Nekat Melintas Saat Sirene Berbunyi hingga Mogok, Truk Ringsek Ditabrak Kereta di Blitar
Perbaikan lokomotif selesai pada pukul 22.35 WIB. KA 408 kemudian melanjutkan perjalanan secara berjalan mundur menuju Stasiun Blitar dengan kecepatan terbatas 5 km/jam, didahului petugas bersemboyan 3 sebagai pengamanan.
“Kami sangat menyayangkan tindakan pengguna jalan yang tetap melintas saat sirene sudah berbunyi. Perlintasan sebidang bukan tempat untuk mengambil risiko. Pelanggaran seperti ini sangat berbahaya dan berpotensi menimbulkan kecelakaan fatal,” ucapnya.
Selain itu, dia menekankan bahwa palang pintu bukan alat pengaman utama melainkan alat bantu untuk mengamankan perjalanan kereta api.

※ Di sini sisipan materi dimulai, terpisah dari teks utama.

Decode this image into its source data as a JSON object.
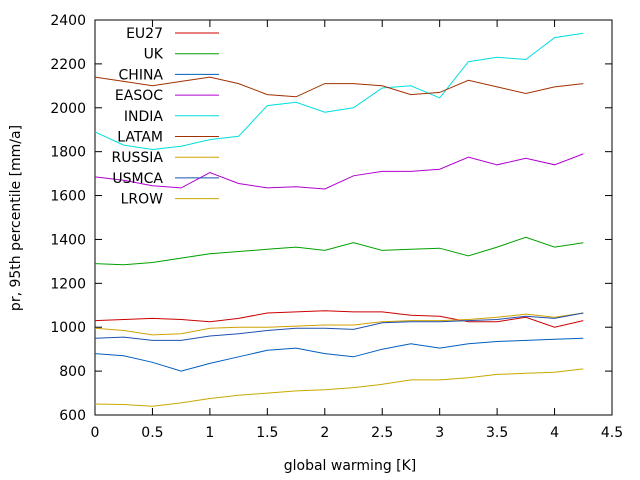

"Oleh karena itu, rambu-rambu lalu lintas yang terpasang sebelum memasuki perlintasan sebidang merupakan aturan mutlak yang harus dipatuhi oleh seluruh pengguna jalan,” katanya.
Dia mengimbau masyarakat agar tidak melintas saat sirene berbunyi, memastikan kendaraan dalam kondisi baik, tidak berhenti di atas rel, dan selalu mengutamakan perjalanan kereta api.